= Infermental =

Infermental was a magazine published solely on videocassettes. The concept was conceived the Hungarian filmmaker Gábor Bódy in 1980. The name is a combination of the words "international", "ferment", and "experimental".

==History==
The eleven volumes of Infermental were published from 1980 to 1991 with a rotating series of editors from different countries. Each annual issue assembled from four to seven hours of the audio-visual work that represented the latest national trends of each country.

Infermentals ten issues (and one special) totaled approximately seventy hours of material from more than a thousand artists and thirty six countries.

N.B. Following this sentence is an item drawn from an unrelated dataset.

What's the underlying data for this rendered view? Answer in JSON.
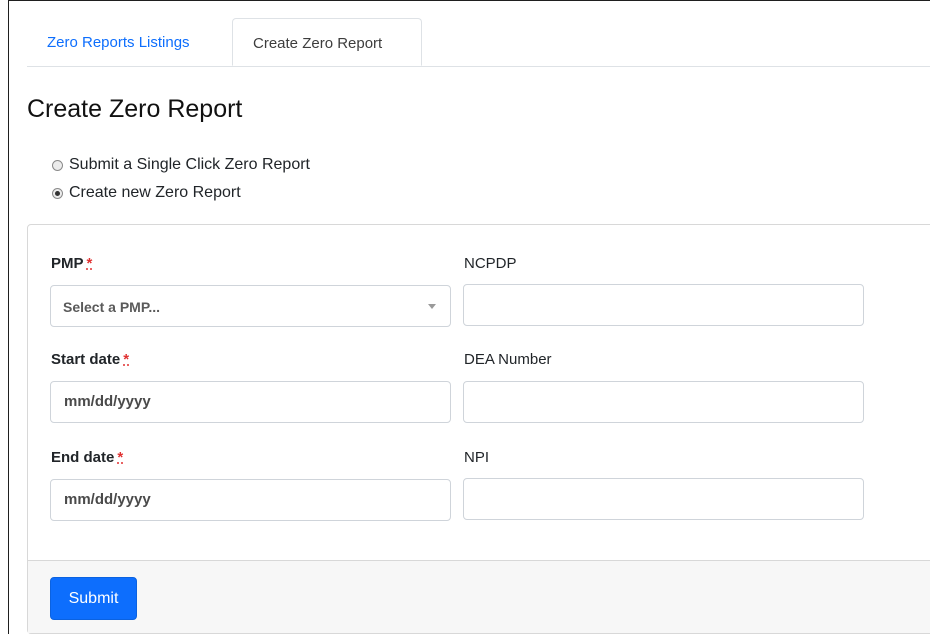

Among the numerous participating artists were Gary Hill, Rafael Montañez Ortiz, Jon Jost, Peter Weibel, Heiko Daxl, Marina Grzinic, Aina Smid, Joan Jonas, Yello, Ulrike Rosenbach, Hiroshi Ito, Mona Hatoum, Paul Garrin, and Steina and Woody Vasulka.

In 1990, Veruschka Baksa-Soós stated "The annual anthologies, published by local editors (artist groups from 12 cities), are in fact a rich find for semoticians, topologists and visual philosophers. With this now 65 hours long video archive, a vocabulary of the 1980s has been made available to the public."

==Availability==
The Infermental collection is accessible to the public at the Center for Art and Media Karlsruhe.